Yeah historical relegation inaccuracies aside, I'm with scaly here. I'm not sure how you can apportion all of the blame to Durham (which is what has happened here) when the institutional architecture of the ECB is so pathological. I mean, they highly incentivise massive investments into stadium redevelopments to add to the seemingly-infinite pool of international venues -- and in the case of Durham and Chester-le-Street, outright mandated it as a condition of joining the CC in the first place. And then they force the counties to bid against one another, literally paying to get a return on the investment the ECB pushed the counties to develop and fund -- with the massive downward pressure on profitability that bidding for games naturally entails.

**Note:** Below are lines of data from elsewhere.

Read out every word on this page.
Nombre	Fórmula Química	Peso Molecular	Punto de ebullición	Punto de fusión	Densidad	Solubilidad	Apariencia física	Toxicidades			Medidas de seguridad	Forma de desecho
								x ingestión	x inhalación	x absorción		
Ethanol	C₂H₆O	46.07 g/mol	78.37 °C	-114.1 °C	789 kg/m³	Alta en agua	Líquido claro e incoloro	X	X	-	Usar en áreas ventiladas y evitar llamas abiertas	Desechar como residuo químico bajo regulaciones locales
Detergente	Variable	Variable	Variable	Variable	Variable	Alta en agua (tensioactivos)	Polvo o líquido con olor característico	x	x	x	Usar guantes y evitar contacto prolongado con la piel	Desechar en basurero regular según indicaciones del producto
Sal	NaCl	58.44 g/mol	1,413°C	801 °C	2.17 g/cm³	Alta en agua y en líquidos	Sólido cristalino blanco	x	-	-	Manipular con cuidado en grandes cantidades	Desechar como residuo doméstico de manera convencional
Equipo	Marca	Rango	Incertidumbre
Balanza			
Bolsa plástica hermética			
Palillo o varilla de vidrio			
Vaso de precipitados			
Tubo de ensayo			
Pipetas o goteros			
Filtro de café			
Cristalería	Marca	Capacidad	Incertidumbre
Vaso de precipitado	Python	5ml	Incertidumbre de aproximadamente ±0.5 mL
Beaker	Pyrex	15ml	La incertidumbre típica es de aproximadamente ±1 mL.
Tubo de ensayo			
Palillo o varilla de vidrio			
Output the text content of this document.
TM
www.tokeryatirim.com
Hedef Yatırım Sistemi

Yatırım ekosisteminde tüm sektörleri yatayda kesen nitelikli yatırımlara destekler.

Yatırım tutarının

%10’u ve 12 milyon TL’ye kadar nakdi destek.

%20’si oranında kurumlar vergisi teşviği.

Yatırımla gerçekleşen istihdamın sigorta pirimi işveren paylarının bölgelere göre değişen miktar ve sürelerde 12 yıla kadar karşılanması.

I mean, there's no way that system doesn't create massive instability in county finances.
That's not to say Durham is entirely innocent, but I think it's misleading to act as if this is a black/white, right/wrong issue where Durham are **** administrators and the ECB aren't at all culpable for any of the problems arising in the first place.
It could have been Yorkshire, it could have been Warwickshire or Hampshire or Gloucestershire or Glamorgan. Durham didn't have the benefit of a Graves-esque private benefactor, nor did they get a favourable loan like the Bears. The perils of geography have affected their ability to diversify with Chester-le-Street to the same extent other counties have. And it's the north, so the weather is ****.
There's a whole stack of different facets to why Durham needed this bailout; last I checked, nobody has ever levelled accusations that Durham have done anything wrong administratively. A combination of the ECB system, the nature of Durham, geography and a bit of misfortune have contrived to leave Durham in this position, and I can't see how the ECB taking money away from them and literally writing off two seasons (albeit one post-hoc) is going to help Durham solve the problem...or prevent it from happening again elsewhere.